Your client will not be charged a penalty if they notify HMRC 90 days after the date they received the overclaimed, or overpaid, amount that they were not entitled to; or after they stopped being entitled to retain the amount they were paid because of a change in circumstances, or they have not used the payment for its intended purpose (eg to pay staff wages).
The penalty set-up considers deliberate and non-deliberate behaviours of furlough fraud, as well as whether the employer was prompted to notify HMRC.
For non-deliberate behaviours that were unprompted:
- Unprompted and HMRC is notified within 12 months of tax being due = 0% to 30% of the ‘potential lost revenue’ (PLR – the amount that is unpaid as a result failing to notify)
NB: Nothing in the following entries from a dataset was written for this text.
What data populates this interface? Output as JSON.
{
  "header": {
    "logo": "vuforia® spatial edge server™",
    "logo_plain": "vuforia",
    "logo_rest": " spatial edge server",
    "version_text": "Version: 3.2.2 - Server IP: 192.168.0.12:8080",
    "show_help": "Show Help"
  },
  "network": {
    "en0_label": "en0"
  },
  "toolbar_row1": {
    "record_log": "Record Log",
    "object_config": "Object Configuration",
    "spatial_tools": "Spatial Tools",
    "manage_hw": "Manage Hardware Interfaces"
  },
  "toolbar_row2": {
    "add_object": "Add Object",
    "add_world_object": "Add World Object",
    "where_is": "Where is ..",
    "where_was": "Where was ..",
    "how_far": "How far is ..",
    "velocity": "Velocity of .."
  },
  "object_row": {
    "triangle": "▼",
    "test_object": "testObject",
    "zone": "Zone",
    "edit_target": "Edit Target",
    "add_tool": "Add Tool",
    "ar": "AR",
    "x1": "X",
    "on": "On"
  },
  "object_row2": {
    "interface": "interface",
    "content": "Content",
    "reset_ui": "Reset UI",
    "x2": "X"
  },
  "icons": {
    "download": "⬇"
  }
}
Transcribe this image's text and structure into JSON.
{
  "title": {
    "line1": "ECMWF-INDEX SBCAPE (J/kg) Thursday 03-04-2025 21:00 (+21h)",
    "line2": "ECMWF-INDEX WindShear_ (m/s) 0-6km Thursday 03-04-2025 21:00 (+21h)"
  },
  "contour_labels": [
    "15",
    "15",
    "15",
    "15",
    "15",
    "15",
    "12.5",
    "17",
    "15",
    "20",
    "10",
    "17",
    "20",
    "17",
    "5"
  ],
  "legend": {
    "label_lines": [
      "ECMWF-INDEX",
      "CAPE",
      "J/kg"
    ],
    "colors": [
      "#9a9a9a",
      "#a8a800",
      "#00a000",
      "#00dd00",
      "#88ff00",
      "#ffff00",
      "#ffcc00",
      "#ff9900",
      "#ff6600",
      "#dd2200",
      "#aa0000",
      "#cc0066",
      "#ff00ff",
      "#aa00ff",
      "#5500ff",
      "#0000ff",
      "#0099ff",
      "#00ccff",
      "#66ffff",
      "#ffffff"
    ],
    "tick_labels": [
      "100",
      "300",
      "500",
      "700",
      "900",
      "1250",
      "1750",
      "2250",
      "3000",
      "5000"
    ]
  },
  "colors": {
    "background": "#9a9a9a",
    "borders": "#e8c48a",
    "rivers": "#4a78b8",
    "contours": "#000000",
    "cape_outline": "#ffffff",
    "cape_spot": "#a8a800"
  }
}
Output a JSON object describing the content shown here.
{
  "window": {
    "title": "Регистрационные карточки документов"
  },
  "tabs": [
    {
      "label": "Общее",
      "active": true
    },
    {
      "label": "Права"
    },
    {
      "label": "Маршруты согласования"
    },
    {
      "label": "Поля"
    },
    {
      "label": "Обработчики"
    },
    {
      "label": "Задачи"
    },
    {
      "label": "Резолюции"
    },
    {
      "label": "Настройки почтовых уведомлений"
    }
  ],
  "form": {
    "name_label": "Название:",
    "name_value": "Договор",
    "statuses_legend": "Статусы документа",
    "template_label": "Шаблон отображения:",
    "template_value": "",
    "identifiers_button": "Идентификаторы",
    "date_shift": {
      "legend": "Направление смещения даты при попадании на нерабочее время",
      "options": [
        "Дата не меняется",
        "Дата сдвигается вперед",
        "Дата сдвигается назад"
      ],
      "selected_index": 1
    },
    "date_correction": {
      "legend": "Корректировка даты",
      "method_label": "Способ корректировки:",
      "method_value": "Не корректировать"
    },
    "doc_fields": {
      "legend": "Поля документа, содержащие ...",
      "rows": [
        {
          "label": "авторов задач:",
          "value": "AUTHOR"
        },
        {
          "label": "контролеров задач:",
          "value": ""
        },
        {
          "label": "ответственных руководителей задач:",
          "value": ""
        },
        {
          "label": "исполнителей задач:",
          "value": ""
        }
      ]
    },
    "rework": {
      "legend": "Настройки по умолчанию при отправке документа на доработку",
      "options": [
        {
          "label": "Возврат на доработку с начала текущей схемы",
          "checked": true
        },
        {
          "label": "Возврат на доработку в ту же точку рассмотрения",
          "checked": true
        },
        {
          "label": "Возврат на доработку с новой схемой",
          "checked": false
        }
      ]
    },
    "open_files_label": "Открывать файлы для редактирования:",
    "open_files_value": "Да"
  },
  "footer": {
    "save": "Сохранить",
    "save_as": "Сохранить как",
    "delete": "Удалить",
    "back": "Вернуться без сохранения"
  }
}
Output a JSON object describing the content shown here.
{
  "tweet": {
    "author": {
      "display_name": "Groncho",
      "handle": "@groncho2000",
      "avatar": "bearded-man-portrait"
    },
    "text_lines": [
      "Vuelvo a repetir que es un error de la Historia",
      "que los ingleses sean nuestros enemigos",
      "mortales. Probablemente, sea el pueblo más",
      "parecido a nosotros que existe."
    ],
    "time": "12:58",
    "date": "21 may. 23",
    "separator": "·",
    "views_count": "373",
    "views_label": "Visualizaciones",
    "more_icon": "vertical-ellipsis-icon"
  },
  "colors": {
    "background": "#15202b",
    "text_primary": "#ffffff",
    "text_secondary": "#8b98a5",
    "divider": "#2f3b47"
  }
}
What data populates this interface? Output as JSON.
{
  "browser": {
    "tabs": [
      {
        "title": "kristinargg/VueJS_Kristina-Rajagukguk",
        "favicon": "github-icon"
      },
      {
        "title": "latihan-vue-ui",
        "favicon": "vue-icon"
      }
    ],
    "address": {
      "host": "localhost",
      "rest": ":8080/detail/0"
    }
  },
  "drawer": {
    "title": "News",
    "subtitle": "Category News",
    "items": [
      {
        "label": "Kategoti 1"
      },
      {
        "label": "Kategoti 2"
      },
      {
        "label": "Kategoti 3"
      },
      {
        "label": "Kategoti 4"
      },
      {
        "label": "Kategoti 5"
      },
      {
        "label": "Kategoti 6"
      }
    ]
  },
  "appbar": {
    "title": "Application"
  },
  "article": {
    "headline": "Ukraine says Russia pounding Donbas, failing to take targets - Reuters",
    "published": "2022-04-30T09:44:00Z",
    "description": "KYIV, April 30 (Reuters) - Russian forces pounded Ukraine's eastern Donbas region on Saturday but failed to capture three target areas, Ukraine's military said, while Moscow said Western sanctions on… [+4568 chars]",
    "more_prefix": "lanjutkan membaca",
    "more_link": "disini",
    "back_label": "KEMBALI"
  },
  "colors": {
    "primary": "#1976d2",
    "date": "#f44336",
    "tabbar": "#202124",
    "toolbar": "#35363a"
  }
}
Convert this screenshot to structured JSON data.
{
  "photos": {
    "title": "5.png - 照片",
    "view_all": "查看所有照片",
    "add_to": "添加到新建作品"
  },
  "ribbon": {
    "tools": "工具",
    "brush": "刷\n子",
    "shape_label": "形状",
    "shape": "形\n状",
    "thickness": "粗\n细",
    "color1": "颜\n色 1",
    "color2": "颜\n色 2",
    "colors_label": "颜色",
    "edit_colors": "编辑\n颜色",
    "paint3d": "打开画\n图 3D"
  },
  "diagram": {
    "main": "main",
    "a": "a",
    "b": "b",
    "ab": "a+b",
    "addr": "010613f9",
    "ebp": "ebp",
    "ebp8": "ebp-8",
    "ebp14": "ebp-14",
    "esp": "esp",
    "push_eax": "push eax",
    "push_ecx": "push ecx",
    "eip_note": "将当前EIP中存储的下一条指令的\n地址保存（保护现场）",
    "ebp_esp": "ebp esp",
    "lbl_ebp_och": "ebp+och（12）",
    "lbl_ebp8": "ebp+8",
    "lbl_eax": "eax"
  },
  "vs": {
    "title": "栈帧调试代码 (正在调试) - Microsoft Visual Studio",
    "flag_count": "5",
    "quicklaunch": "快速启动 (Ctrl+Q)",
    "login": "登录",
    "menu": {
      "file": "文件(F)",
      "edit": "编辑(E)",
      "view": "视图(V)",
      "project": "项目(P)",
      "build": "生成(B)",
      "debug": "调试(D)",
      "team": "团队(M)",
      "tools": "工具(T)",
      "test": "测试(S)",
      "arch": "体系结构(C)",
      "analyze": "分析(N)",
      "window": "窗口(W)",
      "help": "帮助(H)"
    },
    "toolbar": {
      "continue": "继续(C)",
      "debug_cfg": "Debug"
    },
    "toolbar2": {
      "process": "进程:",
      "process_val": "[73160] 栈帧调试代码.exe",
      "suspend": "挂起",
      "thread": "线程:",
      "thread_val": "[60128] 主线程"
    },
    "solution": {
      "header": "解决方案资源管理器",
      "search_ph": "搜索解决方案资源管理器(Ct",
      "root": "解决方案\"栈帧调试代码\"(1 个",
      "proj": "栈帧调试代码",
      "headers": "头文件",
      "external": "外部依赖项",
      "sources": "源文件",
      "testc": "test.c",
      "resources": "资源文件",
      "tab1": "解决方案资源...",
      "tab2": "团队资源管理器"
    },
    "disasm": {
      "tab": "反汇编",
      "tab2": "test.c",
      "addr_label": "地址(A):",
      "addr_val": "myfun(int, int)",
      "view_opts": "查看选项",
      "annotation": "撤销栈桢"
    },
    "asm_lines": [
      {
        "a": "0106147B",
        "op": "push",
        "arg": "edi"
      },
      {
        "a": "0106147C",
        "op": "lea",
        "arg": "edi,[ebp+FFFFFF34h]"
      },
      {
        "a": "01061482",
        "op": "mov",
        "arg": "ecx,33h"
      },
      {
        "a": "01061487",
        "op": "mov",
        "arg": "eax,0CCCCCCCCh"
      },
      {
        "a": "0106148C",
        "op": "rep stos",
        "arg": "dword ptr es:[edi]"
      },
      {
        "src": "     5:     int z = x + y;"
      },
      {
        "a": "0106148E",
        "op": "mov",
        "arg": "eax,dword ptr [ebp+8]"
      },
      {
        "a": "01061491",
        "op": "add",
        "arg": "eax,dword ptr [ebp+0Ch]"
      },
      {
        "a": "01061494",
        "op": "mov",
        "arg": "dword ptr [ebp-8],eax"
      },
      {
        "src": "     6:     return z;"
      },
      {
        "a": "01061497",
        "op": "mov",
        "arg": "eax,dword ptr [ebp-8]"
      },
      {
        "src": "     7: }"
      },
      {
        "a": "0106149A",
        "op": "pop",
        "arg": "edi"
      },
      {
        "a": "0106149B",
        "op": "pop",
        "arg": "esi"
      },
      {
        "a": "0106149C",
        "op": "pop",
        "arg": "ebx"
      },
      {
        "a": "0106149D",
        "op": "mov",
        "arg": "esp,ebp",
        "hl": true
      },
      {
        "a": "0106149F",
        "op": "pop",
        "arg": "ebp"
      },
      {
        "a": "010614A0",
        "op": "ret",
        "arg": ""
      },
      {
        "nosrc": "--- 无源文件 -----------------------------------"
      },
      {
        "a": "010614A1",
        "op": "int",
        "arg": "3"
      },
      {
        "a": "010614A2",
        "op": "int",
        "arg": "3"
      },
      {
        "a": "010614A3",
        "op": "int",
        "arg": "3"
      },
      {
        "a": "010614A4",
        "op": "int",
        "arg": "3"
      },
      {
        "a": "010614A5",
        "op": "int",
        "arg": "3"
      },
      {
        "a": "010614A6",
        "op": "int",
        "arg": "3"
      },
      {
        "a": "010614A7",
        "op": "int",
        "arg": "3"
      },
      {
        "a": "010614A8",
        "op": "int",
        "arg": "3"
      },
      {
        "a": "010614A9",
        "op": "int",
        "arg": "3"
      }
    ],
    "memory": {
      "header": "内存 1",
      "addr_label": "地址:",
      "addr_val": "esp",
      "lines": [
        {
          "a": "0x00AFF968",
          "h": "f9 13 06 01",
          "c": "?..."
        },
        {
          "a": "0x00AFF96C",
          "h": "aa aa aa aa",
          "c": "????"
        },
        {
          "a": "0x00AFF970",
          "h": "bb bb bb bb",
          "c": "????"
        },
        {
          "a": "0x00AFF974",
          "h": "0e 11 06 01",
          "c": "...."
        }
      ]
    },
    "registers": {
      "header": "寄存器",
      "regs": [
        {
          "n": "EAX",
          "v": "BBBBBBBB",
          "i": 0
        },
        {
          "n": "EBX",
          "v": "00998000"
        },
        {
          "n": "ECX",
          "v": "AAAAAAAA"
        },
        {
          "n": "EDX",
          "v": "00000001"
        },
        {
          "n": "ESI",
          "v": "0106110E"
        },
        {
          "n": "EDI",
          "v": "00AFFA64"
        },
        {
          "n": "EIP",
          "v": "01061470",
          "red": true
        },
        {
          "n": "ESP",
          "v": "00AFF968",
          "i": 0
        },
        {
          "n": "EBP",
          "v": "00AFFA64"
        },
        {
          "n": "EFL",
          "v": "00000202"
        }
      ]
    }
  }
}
- Unprompted and HMRC is notified 12 months or more after tax was due = 10% to 30% of the PLR
For non-deliberate behaviours that were prompted:
- Prompted and HMRC is notified within 12 months of tax being due = 10% to 30% of the PLR
- Prompted and HMRC is notified 12 months or more after tax was due = 20% to 30% of the PLR
For deliberate behaviours:
- Where the notification was unprompted = 20% to 70% of the PLR
- Where the notification was prompted = 35% to 70% of the PLR
For deliberate and concealed behaviours:
- Where the notification was unprompted = 30% to 100%
- Where the notification was prompted = 50% to 100%
The Government has emphasised that any overclaimed grant payments must be repaid, and your client can repay it to HMRC in their next furlough claim, or by contacting HMRC directly if they will not be making further claims. If your client repays any overclaimed payments in their next claim, they should notify HMRC of the amount that has been overclaimed as an additional step to making a new furlough claim. Any new grant payments made to them will reflect the deductions made due to previous overclaimed payments – records of this should be kept for six years.